This student applied in the 2017/18 application cycle and therefore the selection process at Southampton may have changed since then. You should read all the information a University sends you about the selection process to get the most up to date details!
Remember to check out the glossary at the bottom of the page for our explanations of all the jargon we medical students like to use!
More about this student
Sometimes students share information with us about their demographics, which may help put their application experience into a bit more perspective.
This student identifies as a mixed woman who went to a grammar or non-selective state school.
Course: Standard undergraduate
In person panel interview with group task
Admissions Tests: UCAT
Before I made my application…
Choosing to study medicine
When did you decide to apply to medicine?
How did you choose which universities to apply to?
I didn’t want to do the BMAT, so excluded those universities and then chose them related to my UKCAT score.
Completing work experience
What types of work experience did you do?
Hospital shadowing, Care work (e.g. in residential care)
How much work experience did you do?
I did 1 week at a children’s hospital and I volunteered for 2 weeks at a blind school in Africa
How did you find your work experience opportunities?
My parents helped.
During the application process…
What admissions test did you sit?
University Clinical Aptitude Test (UCAT): https://www.ucat.ac.uk/
How did you prepare for your admissions test?

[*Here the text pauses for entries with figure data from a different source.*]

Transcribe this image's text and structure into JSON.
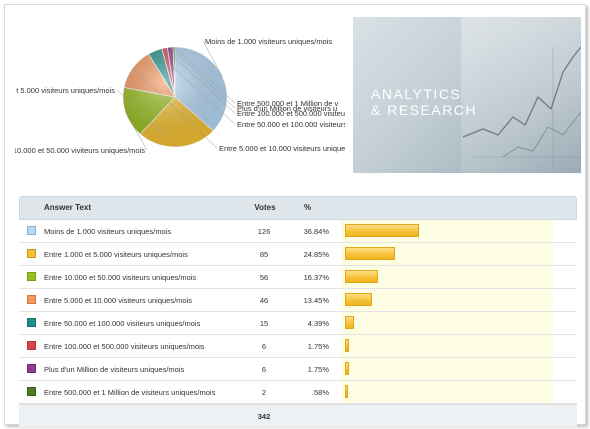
{
  "pie": {
    "labels": [
      "Moins de 1.000 visiteurs uniques/mois",
      "Entre 1.000 et 5.000 visiteurs uniques/mois",
      "Entre 10.000 et 50.000 viviteurs uniques/mois",
      "Entre 5.000 et 10.000 visiteurs uniques/mois",
      "Entre 50.000 et 100.000 visiteurs uniques/mois",
      "Entre 100.000 et 500.000 visiteurs uniques/mois",
      "Plus d'un Million de visiteurs uniques/mois",
      "Entre 500.000 et 1 Million de visiteurs uniques/mois"
    ],
    "labels_visible": [
      "Moins de 1.000 visiteurs uniques/mois",
      "t 5.000 visiteurs uniques/mois",
      "e 10.000 et 50.000 viviteurs uniques/mois",
      "Entre 5.000 et 10.000 visiteurs uniques/mois",
      "Entre 50.000 et 100.000 visiteurs",
      "Entre 100.000 et 500.000 visiteurs",
      "Plus d'un Million de visiteurs u",
      "Entre 500.000 et 1 Million de v"
    ]
  },
  "photo": {
    "line1": "ANALYTICS",
    "line2": "& RESEARCH"
  },
  "table": {
    "headers": {
      "answer": "Answer Text",
      "votes": "Votes",
      "pct": "%"
    },
    "total": "342"
  },
  "chart_data": {
    "type": "pie",
    "categories": [
      "Moins de 1.000 visiteurs uniques/mois",
      "Entre 1.000 et 5.000 visiteurs uniques/mois",
      "Entre 10.000 et 50.000 visiteurs uniques/mois",
      "Entre 5.000 et 10.000 visiteurs uniques/mois",
      "Entre 50.000 et 100.000 visiteurs uniques/mois",
      "Entre 100.000 et 500.000 visiteurs uniques/mois",
      "Plus d'un Million de visiteurs uniques/mois",
      "Entre 500.000 et 1 Million de visiteurs uniques/mois"
    ],
    "votes": [
      126,
      85,
      56,
      46,
      15,
      6,
      6,
      2
    ],
    "votes_text": [
      "126",
      "85",
      "56",
      "46",
      "15",
      "6",
      "6",
      "2"
    ],
    "percent_text": [
      "36.84%",
      "24.85%",
      "16.37%",
      "13.45%",
      "4.39%",
      "1.75%",
      "1.75%",
      ".58%"
    ],
    "values": [
      36.84,
      24.85,
      16.37,
      13.45,
      4.39,
      1.75,
      1.75,
      0.58
    ],
    "colors": [
      "#b6d8f7",
      "#f6c12e",
      "#99c01a",
      "#f7965a",
      "#1f8f8c",
      "#d9454b",
      "#8e3a8e",
      "#4f7a23"
    ],
    "title": "",
    "legend": "table"
  }
}
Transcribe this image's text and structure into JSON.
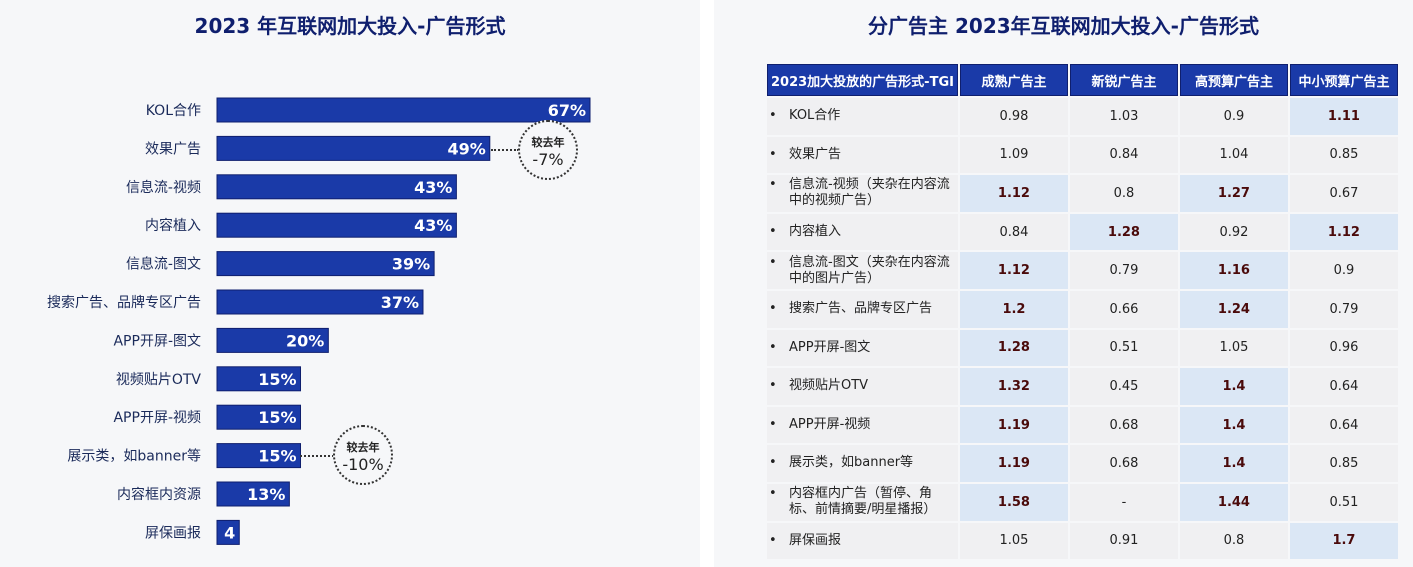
{
  "left": {
    "title": "2023 年互联网加大投入-广告形式",
    "callouts": [
      {
        "line1": "较去年",
        "line2": "-7%"
      },
      {
        "line1": "较去年",
        "line2": "-10%"
      }
    ]
  },
  "chart_data": {
    "type": "bar",
    "orientation": "horizontal",
    "title": "2023 年互联网加大投入-广告形式",
    "categories": [
      "KOL合作",
      "效果广告",
      "信息流-视频",
      "内容植入",
      "信息流-图文",
      "搜索广告、品牌专区广告",
      "APP开屏-图文",
      "视频贴片OTV",
      "APP开屏-视频",
      "展示类，如banner等",
      "内容框内资源",
      "屏保画报"
    ],
    "values": [
      67,
      49,
      43,
      43,
      39,
      37,
      20,
      15,
      15,
      15,
      13,
      4
    ],
    "labels": [
      "67%",
      "49%",
      "43%",
      "43%",
      "39%",
      "37%",
      "20%",
      "15%",
      "15%",
      "15%",
      "13%",
      "4"
    ],
    "color": "#1a3aa8",
    "xlim": [
      0,
      70
    ]
  },
  "right": {
    "title": "分广告主  2023年互联网加大投入-广告形式",
    "headers": [
      "2023加大投放的广告形式-TGI",
      "成熟广告主",
      "新锐广告主",
      "高预算广告主",
      "中小预算广告主"
    ],
    "bullet": "•",
    "rows": [
      {
        "label": "KOL合作",
        "values": [
          "0.98",
          "1.03",
          "0.9",
          "1.11"
        ],
        "hl": [
          0,
          0,
          0,
          1
        ]
      },
      {
        "label": "效果广告",
        "values": [
          "1.09",
          "0.84",
          "1.04",
          "0.85"
        ],
        "hl": [
          0,
          0,
          0,
          0
        ]
      },
      {
        "label": "信息流-视频（夹杂在内容流中的视频广告）",
        "values": [
          "1.12",
          "0.8",
          "1.27",
          "0.67"
        ],
        "hl": [
          1,
          0,
          1,
          0
        ]
      },
      {
        "label": "内容植入",
        "values": [
          "0.84",
          "1.28",
          "0.92",
          "1.12"
        ],
        "hl": [
          0,
          1,
          0,
          1
        ]
      },
      {
        "label": "信息流-图文（夹杂在内容流中的图片广告）",
        "values": [
          "1.12",
          "0.79",
          "1.16",
          "0.9"
        ],
        "hl": [
          1,
          0,
          1,
          0
        ]
      },
      {
        "label": "搜索广告、品牌专区广告",
        "values": [
          "1.2",
          "0.66",
          "1.24",
          "0.79"
        ],
        "hl": [
          1,
          0,
          1,
          0
        ]
      },
      {
        "label": "APP开屏-图文",
        "values": [
          "1.28",
          "0.51",
          "1.05",
          "0.96"
        ],
        "hl": [
          1,
          0,
          0,
          0
        ]
      },
      {
        "label": "视频贴片OTV",
        "values": [
          "1.32",
          "0.45",
          "1.4",
          "0.64"
        ],
        "hl": [
          1,
          0,
          1,
          0
        ]
      },
      {
        "label": "APP开屏-视频",
        "values": [
          "1.19",
          "0.68",
          "1.4",
          "0.64"
        ],
        "hl": [
          1,
          0,
          1,
          0
        ]
      },
      {
        "label": "展示类，如banner等",
        "values": [
          "1.19",
          "0.68",
          "1.4",
          "0.85"
        ],
        "hl": [
          1,
          0,
          1,
          0
        ]
      },
      {
        "label": "内容框内广告（暂停、角标、前情摘要/明星播报）",
        "values": [
          "1.58",
          "-",
          "1.44",
          "0.51"
        ],
        "hl": [
          1,
          0,
          1,
          0
        ]
      },
      {
        "label": "屏保画报",
        "values": [
          "1.05",
          "0.91",
          "0.8",
          "1.7"
        ],
        "hl": [
          0,
          0,
          0,
          1
        ]
      }
    ]
  }
}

Mainly using a book with UKCAT questions in it.
What type of interview did you do?
Panel: This type of interview is a ‘traditional’ sit down interview where you’ll be interviewed by a group of people, usually academic tutors and doctors. This differs from an MMI interview, which is based around ‘stations’ which have themes or scenarios attached to them.

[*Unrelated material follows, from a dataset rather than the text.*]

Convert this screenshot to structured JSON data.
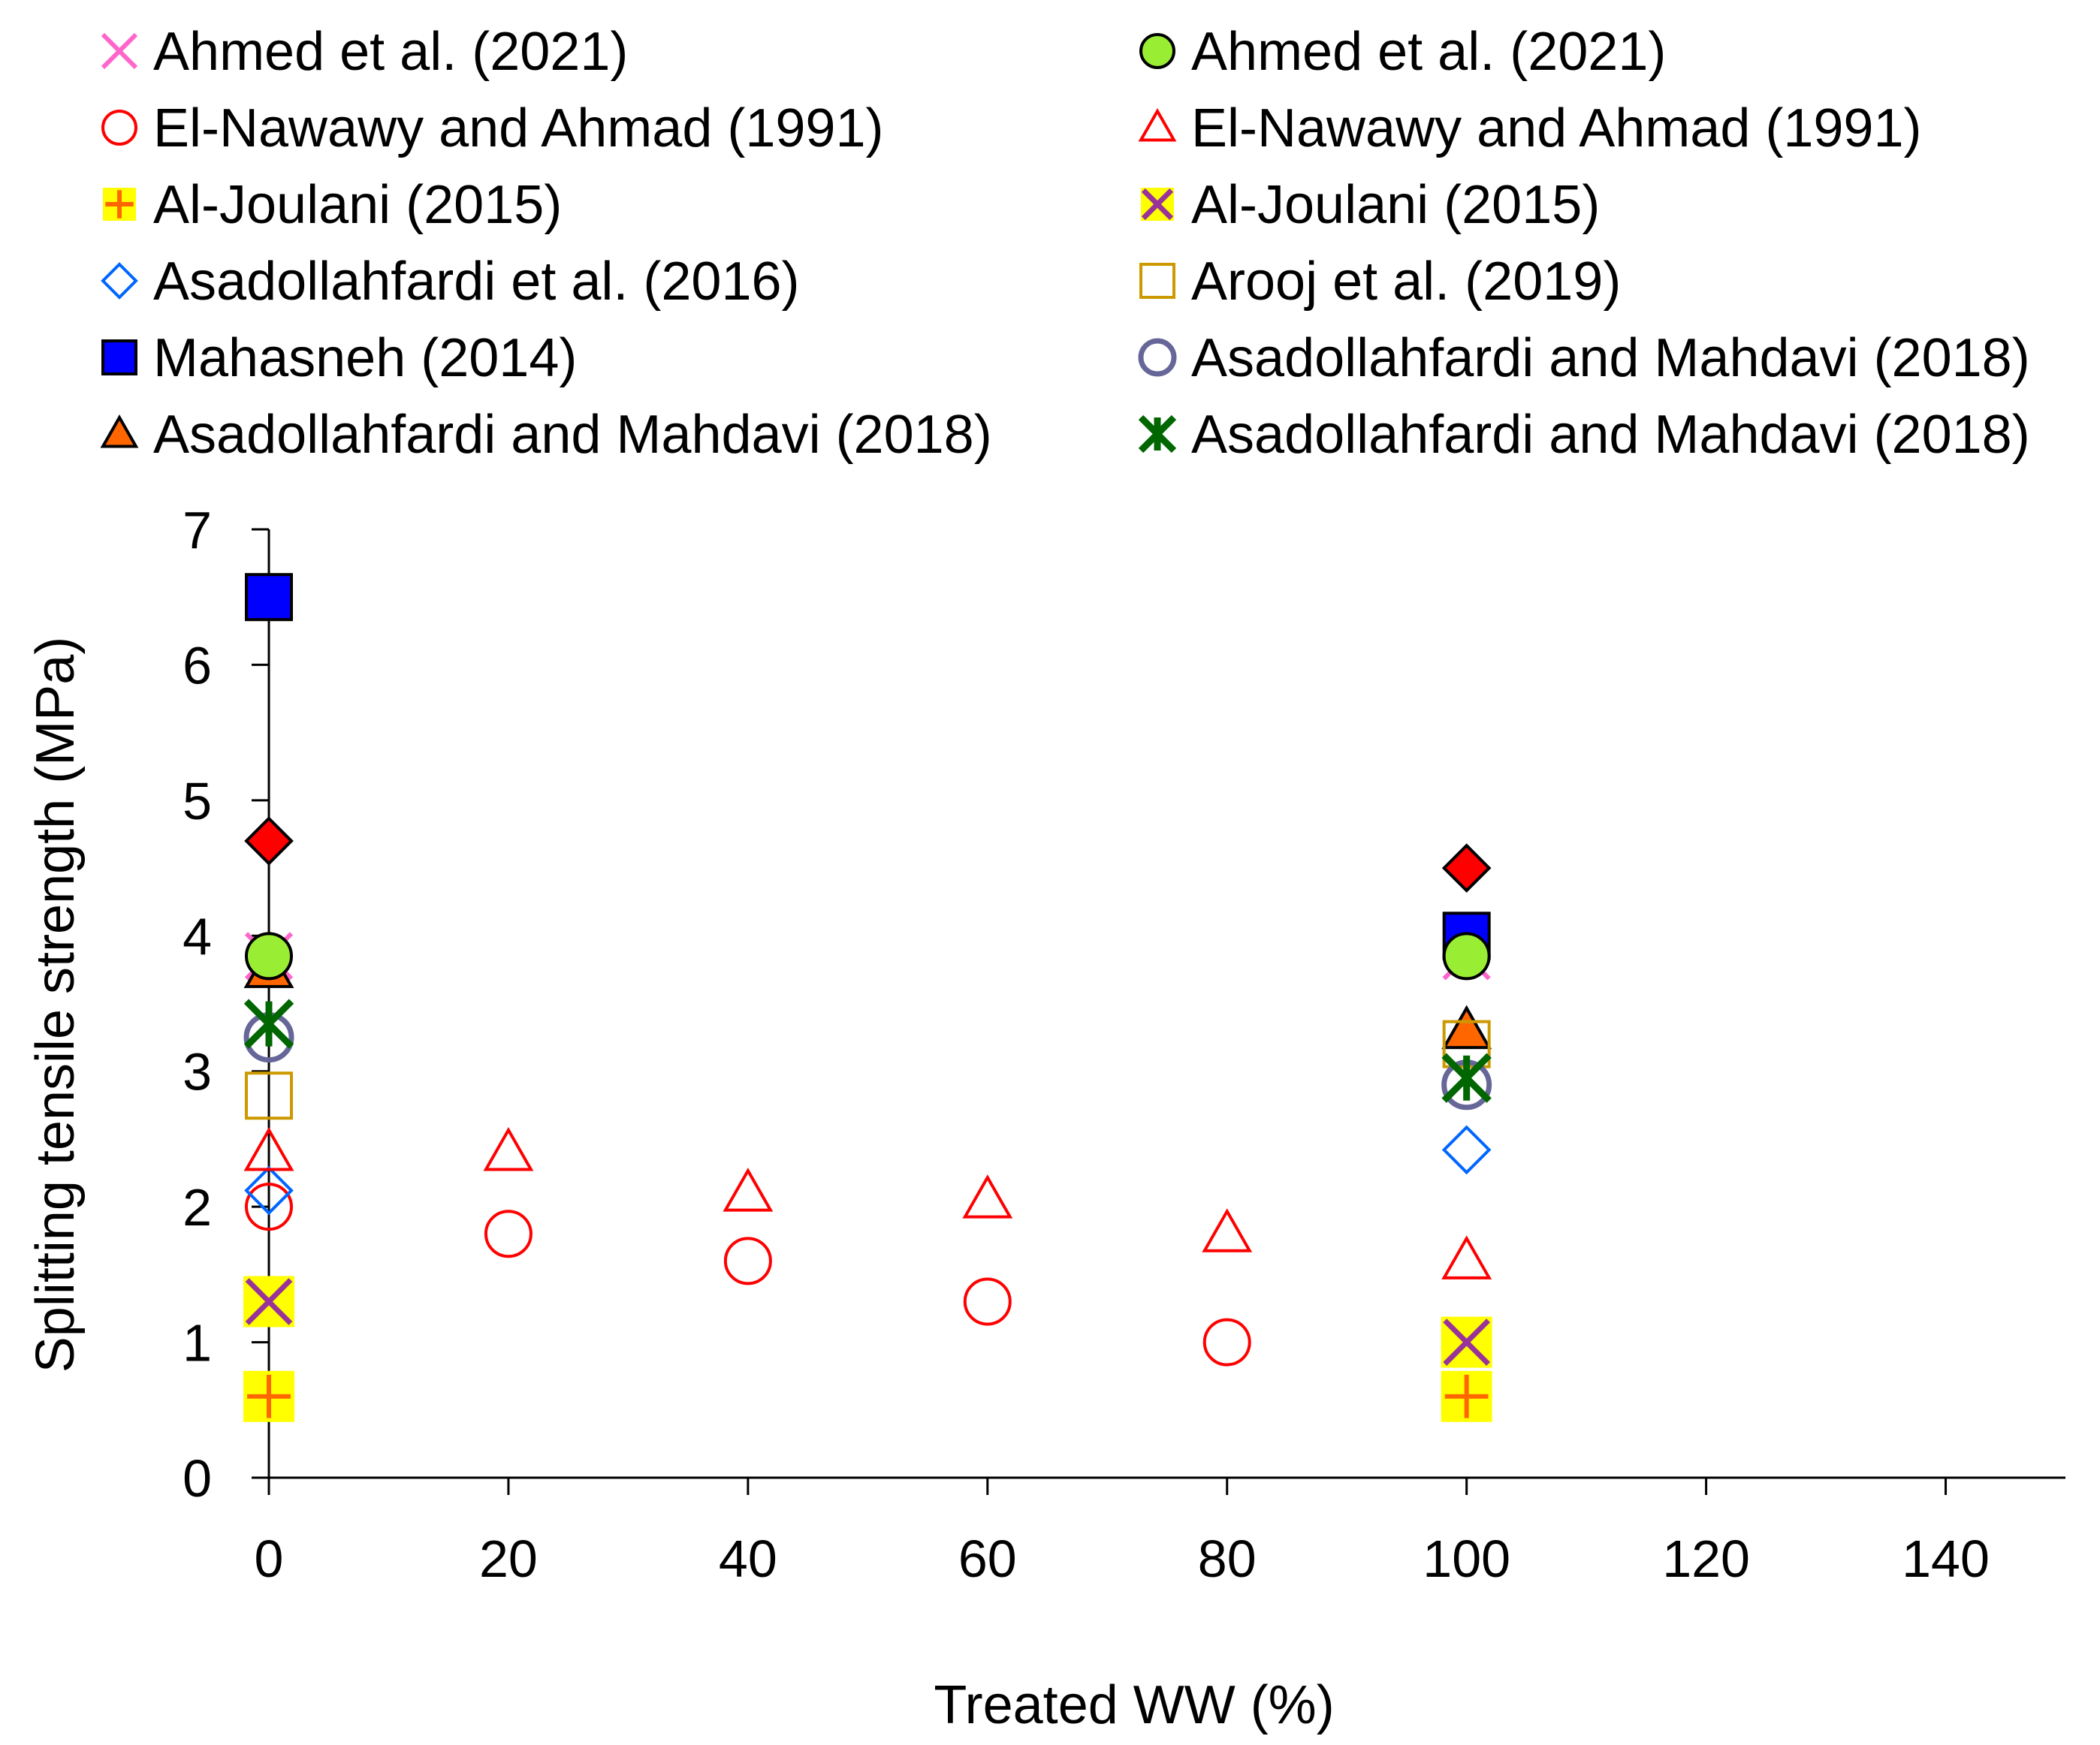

Group task: At Southampton, most interviews have a group task, where multiple candidates are interviewed together.
How did you prepare for your interview?
My sixth form did ‘interview club’ where they went through our personal statements and asked us questions which may come up. We also had two doctors come in and do a mock interview and an academic from Oxford, who conducts medical interviews and talked us though how she does them.
I then used online resources like The Student Room NHS website
What happened during your interview?
For the group part we had an example of a case and asked to discuss the impact of this with everyone. For the panel interview they mainly spoke about personal statement and questions related why medicine suits you
Clinical work experience: Not every student will complete clinical work experience before they apply to medical school. Don’t worry, this is not required to be able to apply. You can use non-clinical work experience (e.g. a caring role, like in a care home) or even reflect on paid work you’ve done (e.g. in customer service) in a productive way.
Books: Don’t worry if you’ve not been able to find this particular book or afford to pay for it. You might be able to find secondhand copies online which are usually much cheaper, or at your local library (sometimes, libraries will order in books that you’ve requested, so check out this as a possibility too!). Bear in mind that some books may become out of date, so make sure you check when they were published, and if any changes to the relevant admissions tests/interviews have been made since then.
School clubs: Sometimes, schools may run specific groups, clubs or ‘societies’ to help prospective medical applicants prepare their application. Don’t worry if your school doesn’t offer this, there are plenty of other ways to prepare for your application. Ask your teachers if you might be able to set up a club with students from nearby schools, or if not, there are lots of resources available for free online to help you out instead!
Mock interviews: Don’t worry if you didn’t have this opportunity. Interviews are designed to take into account that not everyone has the same level of preparation. See our guides and blogs on interviews to find out more about free online resources.
Online forums: Online forums can be great spaces to find advice and first-hand knowledge, but remember that it may not always be the most trustworthy source of information. Take what you read with a pinch of salt.